En ese lugar y sin ubicarse, completamente absorta miraba un hombre tocar el saxo en un rincón. Los demás no notaban su presencia, charlaban apagadamente y cada tanto sonaba alguna carcajada.
La cadencia, los cuerpos diseminados por todas partes, en medio del desorden, en un letargo acompasado por el humo, el alcohol y el jazz que sonaba en el aire bebió su primer trago.

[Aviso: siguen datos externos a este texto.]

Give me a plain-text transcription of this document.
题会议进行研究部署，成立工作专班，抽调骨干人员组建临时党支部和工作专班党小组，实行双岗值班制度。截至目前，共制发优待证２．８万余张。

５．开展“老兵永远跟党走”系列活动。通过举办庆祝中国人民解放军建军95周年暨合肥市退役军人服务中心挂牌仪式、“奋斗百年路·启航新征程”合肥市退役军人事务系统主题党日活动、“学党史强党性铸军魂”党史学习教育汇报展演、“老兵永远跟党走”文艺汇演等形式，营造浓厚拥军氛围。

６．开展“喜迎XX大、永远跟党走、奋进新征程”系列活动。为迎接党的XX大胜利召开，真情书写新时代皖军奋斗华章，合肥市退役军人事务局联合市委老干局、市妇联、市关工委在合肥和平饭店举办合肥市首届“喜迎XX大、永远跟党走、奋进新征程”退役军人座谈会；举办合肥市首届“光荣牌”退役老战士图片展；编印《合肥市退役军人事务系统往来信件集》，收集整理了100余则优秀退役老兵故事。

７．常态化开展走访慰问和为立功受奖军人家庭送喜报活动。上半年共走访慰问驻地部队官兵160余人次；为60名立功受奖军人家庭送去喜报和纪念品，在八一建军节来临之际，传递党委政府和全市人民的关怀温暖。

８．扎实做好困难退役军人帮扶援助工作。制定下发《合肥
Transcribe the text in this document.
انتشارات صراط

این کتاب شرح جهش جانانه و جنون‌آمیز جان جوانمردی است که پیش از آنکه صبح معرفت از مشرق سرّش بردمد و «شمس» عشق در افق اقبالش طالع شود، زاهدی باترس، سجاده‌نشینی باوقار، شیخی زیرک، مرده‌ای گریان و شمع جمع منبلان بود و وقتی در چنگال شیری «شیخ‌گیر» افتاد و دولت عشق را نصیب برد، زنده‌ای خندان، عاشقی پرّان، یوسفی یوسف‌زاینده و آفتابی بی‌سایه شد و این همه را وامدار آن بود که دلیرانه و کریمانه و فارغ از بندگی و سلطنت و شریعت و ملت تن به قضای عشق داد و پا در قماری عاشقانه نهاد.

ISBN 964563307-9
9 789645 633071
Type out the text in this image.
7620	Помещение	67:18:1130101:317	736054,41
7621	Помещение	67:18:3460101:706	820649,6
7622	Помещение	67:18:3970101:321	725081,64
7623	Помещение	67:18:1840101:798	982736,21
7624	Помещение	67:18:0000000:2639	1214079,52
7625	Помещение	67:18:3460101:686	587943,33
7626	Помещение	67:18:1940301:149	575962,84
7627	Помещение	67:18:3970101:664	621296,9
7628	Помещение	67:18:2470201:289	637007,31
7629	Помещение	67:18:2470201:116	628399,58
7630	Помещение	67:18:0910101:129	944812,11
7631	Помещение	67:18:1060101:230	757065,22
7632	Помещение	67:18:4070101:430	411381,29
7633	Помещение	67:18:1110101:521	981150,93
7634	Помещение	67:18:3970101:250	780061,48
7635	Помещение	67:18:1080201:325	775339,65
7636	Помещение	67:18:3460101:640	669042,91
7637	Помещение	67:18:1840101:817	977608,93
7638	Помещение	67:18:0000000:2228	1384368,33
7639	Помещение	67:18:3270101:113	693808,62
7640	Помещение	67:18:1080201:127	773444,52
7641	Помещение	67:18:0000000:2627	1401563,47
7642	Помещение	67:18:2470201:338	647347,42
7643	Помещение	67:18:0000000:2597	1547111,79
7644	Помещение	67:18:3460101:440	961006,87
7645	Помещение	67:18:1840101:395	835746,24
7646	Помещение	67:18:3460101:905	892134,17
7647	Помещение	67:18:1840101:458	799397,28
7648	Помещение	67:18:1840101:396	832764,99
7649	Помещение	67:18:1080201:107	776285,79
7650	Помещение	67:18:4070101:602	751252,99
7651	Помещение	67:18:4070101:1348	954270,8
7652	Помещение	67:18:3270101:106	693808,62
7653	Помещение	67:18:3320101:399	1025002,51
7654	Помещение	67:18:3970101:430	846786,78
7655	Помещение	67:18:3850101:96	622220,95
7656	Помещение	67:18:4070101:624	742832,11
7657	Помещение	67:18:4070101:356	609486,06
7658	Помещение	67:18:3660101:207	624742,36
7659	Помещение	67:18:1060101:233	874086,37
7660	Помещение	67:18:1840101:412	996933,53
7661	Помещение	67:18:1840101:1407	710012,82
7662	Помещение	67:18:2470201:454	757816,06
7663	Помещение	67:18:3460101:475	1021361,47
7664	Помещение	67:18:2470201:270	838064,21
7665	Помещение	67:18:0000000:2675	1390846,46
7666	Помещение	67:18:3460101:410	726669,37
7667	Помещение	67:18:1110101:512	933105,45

Despacio; como si de una poción se tratara. Bebió uno… dos… tres…
Las cosas giraban vertiginosamente a su alrederor, los cuerpos, la gente, de una manera surrealista. No atinó a pensar en sustancias. El hombre del saxo, se acercó y abriendo su boca para hablarle, dejó ver los huecos oscuros que faltaban de su dentadura, y con una risa patéticamente desmesurada, la lleva al círculo de personas que se juntaron a tomar algo.
Nunca supo qué era.
Visiones fugaces del fondo del mar la hacian bucear, trataba de tocar los corales, pero uno de los presentes la arrastraba a un baile frenético, por donde Betty esquivaba cardúmenes de peces de colores. Pasando de brazo en brazo, quedó flotando en el espacio, como atada a un cordón umbilical invisible, vió las estrellas de cerca, nadaba en el aire sin gravedad, pensando que era Armstrong. Su cuerpo era etéreo. Y desnudo.
Ágapes, bacanales, la grecia y la Roma antigua, fué por un rato una estatua de mármol, modelada por manos de hombres y mujeres, éxtasis, bocas, cuerpos. Solamente atinaba a reir, a dejarse llevar por la vorágine de la fiesta. Lo colorido, el olor a óleos, pinturas frescas y el desenfreno. Por dentro parecía un reducto neoyorquino, por fuera una callecita empedrada de Montmartre…
Por primera vez faltó a su trabajo. Despertó muy tarde con una leve desconexión mental de la realidad. Recuerdos fugaces, luces sombras aparecían y desaparecían de su cabeza. Recordó al hombre del saxo. Empezó a hilvanar en su mente lo vivido la noche anterior.
Le dolía el cuerpo. Buscó su tapado, se lo puso sobre los hombros y caminando rápidamente desvió hacia la calle empedrada del atelier.